Figure A.1.1	Figure A.1.2

Dendograms also provide a very simple way to determine the number of clusters in the data. In order to determine the number of clusters all you have to do is to draw a horizontal line across the branches of the dendogram as shown in Figure A.1.2. Then, the number of clusters is then determined by the number of vertical lines on the dendogram below the drawn horizontal line - in this case, we get two clusters. Herein lies the biggest advantage of using dendograms is that the user does not need to have a superior knowledge about the number of clusters in the data. All the user has to do is to look at the dendogram and identify the level of granularity desired for the application and then decide the cut.

Comparison with K-Means

Given the two clustering algorithms we have seen, we can compare and contrast them. As already mentioned above, with Hierarchical Clustering we do not need superior knowledge about the data, hence determining the number of clusters is easy. However, K-Means has its own set of advantages - it uses less memory, it converges faster, being an iterative process it can recover from errors, and with different starting states, we can achieve possibly different results. In general, however, the idea is that K-Means is more suitable to numerical data, which Hierarchical Clustering is more suitable for Categorical Data.

Hierarchical Clustering in R

For Hierarchical Clustering, we will use the same scaled HoReCa dataset we used for K-Means. In order to implement Hierarchical Clustering we will use HCut from the factoextra package. The use of the method is quite simple. We just need to pass in our data and number of clusters we want. In this case, we pass in k = 3, but we will validate our assumption with the dendogram visualization. In order to do that, we will use fviz_dend from the same package.

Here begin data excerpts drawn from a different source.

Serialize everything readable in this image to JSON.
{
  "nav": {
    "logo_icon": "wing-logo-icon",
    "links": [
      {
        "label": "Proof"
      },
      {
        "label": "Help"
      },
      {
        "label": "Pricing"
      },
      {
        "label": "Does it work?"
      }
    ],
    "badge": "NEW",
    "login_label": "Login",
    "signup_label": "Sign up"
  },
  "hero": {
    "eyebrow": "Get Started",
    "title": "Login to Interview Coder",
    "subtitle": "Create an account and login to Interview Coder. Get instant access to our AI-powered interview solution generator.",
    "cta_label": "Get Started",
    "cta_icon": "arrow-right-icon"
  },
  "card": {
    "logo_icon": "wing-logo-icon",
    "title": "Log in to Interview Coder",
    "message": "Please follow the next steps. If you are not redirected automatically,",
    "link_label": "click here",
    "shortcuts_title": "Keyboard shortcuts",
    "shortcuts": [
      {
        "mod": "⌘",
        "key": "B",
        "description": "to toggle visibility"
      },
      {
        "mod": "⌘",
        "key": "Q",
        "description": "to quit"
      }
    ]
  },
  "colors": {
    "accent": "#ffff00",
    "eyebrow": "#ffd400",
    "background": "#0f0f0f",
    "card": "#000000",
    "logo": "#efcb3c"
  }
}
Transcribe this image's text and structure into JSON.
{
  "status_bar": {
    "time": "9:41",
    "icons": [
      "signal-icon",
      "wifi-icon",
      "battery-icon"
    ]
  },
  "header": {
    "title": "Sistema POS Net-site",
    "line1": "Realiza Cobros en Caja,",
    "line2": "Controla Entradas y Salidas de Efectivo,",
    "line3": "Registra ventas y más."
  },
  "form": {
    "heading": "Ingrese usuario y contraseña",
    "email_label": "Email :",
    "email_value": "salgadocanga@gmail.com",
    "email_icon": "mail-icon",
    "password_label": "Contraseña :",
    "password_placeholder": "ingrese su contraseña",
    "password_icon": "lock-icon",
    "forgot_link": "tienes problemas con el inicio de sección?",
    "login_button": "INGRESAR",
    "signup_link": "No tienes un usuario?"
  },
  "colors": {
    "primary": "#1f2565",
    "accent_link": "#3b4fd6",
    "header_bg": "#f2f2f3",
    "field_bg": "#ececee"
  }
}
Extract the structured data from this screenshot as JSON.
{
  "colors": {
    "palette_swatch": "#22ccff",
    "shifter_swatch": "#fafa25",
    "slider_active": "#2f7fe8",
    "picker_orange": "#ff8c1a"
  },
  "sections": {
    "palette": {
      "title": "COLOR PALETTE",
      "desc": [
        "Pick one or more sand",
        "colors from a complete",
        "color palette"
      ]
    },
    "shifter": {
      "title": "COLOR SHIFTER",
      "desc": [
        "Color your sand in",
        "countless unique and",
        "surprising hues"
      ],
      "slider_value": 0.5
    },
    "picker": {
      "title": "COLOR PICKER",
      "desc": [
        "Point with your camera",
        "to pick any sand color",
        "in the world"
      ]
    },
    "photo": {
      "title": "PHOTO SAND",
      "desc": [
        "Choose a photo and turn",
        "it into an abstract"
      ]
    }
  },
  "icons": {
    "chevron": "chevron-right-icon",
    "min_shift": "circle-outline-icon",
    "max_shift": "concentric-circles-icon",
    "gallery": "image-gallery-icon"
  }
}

# Hierarchical Clustering with no of clusters set to three
h_clust <- hcut(s_horeca_data, k = 3, hc_method = "ward.D")
# Dendogram visualization
fviz_dend(h_clust, rect = TRUE)

The dendogram for the clustering can be seen in Figure A.1.3. In this we can see that again one cluster includes a lot of observations in comparison to the other two similar to our results from K-Means.


Figure A.1.3

Visualization and Analysis

Now, we can visualize the clusters for Hierarchical Clustering. Once more, we will use the factoextra package for this.

# Visualization
fviz_cluster(h_clust, data = horeca_data,
          main = "Hierarchical Clustering Plot")

In the output in Figure A.1.4 we can see that results are not clear as they were for K-Means. The overlap seen in this image however, does not actually mean that the clusters intersect. It is important to remember that this is a 6-dimensional data that we are looking at in a 2-D plot. Given this, there is still no clear boundary between the red and green cluster.


Figure A.1.4

Comparative Analysis

Now, we can compare the results from K-Means and Hierarchical Clustering. For this purpose we will again use the Silhouette Width metric that we defined earlier. We will use the library(cluster) to calculate the Silhouette Score.

library(cluster)  
# Silhouette Score
ss_k_means <- silhouette(km$cluster, dist(s_horeca_data))
score_k_means <- mean(ss_k_means[, 3])

# Silhouette Score
ss_hierarchical <- silhouette(h_clust$cluster, dist(s_horeca_data))
score_hierarchical <- mean(ss_hierarchical[, 3])

The results we get are score_k_means=0.49 and score_hierarchical=0.30. This shows that the clusters given by K-Means are a better representation of the data in comparison to Hierarchical Clustering.